En los casos de la prostitución y de la exposición del cuerpo por dinero como expresión de lucha en el campo de la igualdad social o como contraataque efectivo en el campo de las relaciones de poder, las mujeres tienen la guerra perdida. La tendencia es, pues, que las mujeres que cumplen con los estándares de belleza impuestos por las industrias culturales han renunciado al papel hegemónico o a la posibilidad de cumplir ese papel. Su lucha, por el contrario, consiste en hacerse objetos más valiosos. De esta manera, el capital simbólico que confiere el objeto al poseedor, le permite a éste posicionarse ventajosamente en el espacio de negociación simbólico. Esto, a su vez, le reditúa buenas ganancias. Siguiendo a Bourdieu: a mayor cantidad de capitales simbólicos (sociales, culturales, físicos, económicos) más posibilidades de dominación y de preservación habrá en el campo (espacio de las relaciones sociales) (1994 [1997: 107-108]).

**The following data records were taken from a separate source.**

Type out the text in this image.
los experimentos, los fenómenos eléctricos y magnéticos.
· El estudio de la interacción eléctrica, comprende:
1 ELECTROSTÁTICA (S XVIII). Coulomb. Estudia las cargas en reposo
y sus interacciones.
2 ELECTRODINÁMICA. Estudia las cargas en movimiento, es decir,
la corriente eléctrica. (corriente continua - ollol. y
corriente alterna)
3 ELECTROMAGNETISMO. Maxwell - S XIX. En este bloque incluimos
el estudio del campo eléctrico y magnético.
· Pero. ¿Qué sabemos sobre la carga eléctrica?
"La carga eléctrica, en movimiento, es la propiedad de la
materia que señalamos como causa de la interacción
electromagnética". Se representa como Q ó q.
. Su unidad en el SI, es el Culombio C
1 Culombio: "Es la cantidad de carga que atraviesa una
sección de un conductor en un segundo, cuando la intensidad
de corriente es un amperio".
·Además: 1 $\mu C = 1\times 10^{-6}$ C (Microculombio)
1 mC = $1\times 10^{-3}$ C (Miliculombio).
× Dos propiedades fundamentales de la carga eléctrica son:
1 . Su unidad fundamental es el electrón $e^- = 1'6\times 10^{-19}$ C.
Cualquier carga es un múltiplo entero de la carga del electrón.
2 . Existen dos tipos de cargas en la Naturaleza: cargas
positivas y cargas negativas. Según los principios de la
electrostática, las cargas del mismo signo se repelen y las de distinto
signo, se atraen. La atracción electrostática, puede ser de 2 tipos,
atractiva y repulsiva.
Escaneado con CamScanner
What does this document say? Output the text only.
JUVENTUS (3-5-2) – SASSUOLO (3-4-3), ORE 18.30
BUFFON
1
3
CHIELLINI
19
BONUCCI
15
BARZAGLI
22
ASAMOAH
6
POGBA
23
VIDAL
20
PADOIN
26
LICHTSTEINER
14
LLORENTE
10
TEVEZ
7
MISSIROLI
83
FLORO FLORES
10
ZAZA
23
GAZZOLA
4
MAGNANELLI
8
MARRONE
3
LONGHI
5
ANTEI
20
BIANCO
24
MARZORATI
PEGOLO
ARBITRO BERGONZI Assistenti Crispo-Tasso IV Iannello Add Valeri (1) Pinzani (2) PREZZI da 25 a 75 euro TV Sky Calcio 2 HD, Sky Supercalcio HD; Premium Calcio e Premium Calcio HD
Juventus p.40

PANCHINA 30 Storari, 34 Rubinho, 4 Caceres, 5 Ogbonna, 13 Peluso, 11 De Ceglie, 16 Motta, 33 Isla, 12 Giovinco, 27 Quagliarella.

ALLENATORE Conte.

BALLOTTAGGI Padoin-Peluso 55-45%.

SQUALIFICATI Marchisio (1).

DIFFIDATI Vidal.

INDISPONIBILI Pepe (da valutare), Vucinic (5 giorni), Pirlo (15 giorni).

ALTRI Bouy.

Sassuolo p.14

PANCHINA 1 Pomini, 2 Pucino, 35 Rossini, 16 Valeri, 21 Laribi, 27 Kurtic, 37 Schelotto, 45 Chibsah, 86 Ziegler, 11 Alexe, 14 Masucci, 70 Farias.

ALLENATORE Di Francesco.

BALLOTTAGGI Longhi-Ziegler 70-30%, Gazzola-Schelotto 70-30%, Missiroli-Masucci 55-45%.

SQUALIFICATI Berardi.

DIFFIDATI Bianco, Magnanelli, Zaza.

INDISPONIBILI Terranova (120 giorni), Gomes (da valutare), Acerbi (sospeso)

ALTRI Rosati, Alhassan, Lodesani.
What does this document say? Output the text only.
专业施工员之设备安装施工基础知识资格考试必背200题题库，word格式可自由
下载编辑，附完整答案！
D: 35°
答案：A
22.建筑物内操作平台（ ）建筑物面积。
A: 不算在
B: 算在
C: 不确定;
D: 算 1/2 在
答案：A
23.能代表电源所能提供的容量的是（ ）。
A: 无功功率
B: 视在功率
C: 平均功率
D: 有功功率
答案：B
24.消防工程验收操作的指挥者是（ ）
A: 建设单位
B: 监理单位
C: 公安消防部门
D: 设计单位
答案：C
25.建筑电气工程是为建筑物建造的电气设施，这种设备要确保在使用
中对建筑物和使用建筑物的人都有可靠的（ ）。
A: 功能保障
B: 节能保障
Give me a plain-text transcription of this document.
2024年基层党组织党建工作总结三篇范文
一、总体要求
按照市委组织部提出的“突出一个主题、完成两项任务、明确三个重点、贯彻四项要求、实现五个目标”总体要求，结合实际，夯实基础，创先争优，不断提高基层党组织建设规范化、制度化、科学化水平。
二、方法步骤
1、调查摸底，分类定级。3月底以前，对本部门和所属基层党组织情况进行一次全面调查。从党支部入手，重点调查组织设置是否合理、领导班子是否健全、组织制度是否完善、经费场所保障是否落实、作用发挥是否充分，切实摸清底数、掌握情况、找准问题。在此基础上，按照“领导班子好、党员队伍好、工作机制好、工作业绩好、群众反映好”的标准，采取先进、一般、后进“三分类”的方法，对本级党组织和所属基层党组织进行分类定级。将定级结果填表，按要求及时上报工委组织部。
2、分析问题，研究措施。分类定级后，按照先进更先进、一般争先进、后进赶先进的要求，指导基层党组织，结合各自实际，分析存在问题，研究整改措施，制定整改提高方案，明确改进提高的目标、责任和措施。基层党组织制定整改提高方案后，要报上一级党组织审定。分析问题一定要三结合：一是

La competencia femenina dentro de las estructuras simbólicas, así, no es por un capital que les permita ascender en el campo social, sino por cierta ilusión de igualdad en el terreno económico. Esto, con respecto a las pretensiones u objetivos feministas de fondo, constituye un magno fracaso.

El fetichismo de la virilidad

El estereotipo machista se ha enriquecido por medio de la reiteración y recreación histórica de lo que el sociólogo francés Pierre Bourdieu llama “cosmología falonarcisita” [1998: 3]. La predominancia masculina abarca mayoritariamente los terrenos sociales, antropológicos y filosóficos de la historia humana. En los controversidos términos psiconanalíticos lacanianos se hablaría del falo como origen del comportamiento narcisista que tanto ha obsesionado a los inconscientes colectivos desde el principio. Nuestra generación no escapa a esas aseveraciones. Incluso se podría afirmar que existe un acto-reflejo reaccionario masculino ante el riesgo que supuso y que ha supuesto la liberación femenina en las últimas décadas. Esta amenaza femenina contra la seguridad psicohistórica que brinda una mitología colectiva libre de incertidumbres (machista) ha provocado un sismo en los fundamentos de las sociedades contemporáneas postindustriales. Las estructuras milenarias se tambalean y los afectados, hasta ahora felices detentadores del poder, buscan contrarrestar el riesgo a toda costa. El macho se aferra a sus estrategias hegemónicas. Desafortunadamente, la lucha sigue siendo desigual puesto que, en muchos casos, las mujeres se equivocan en la detección del problema. La idea de que el feminismo es demasiado radical ha sido oportunamente difundida mayoritariamente por hombres. Tan efectiva ha sido esa difusión que en muchos casos son las propias mujeres —por desinformación o por apatía— las que rechazan cualquier tipo de feminismo. Olvidan —o ignoran—, para el beneplácito de su par masculino, que existen variadas aristas desprendidas del movimiento feminista, muchas de ellas, en la misma proporción inteligentemente críticas y moderadas. Aquí alguna bibliografía.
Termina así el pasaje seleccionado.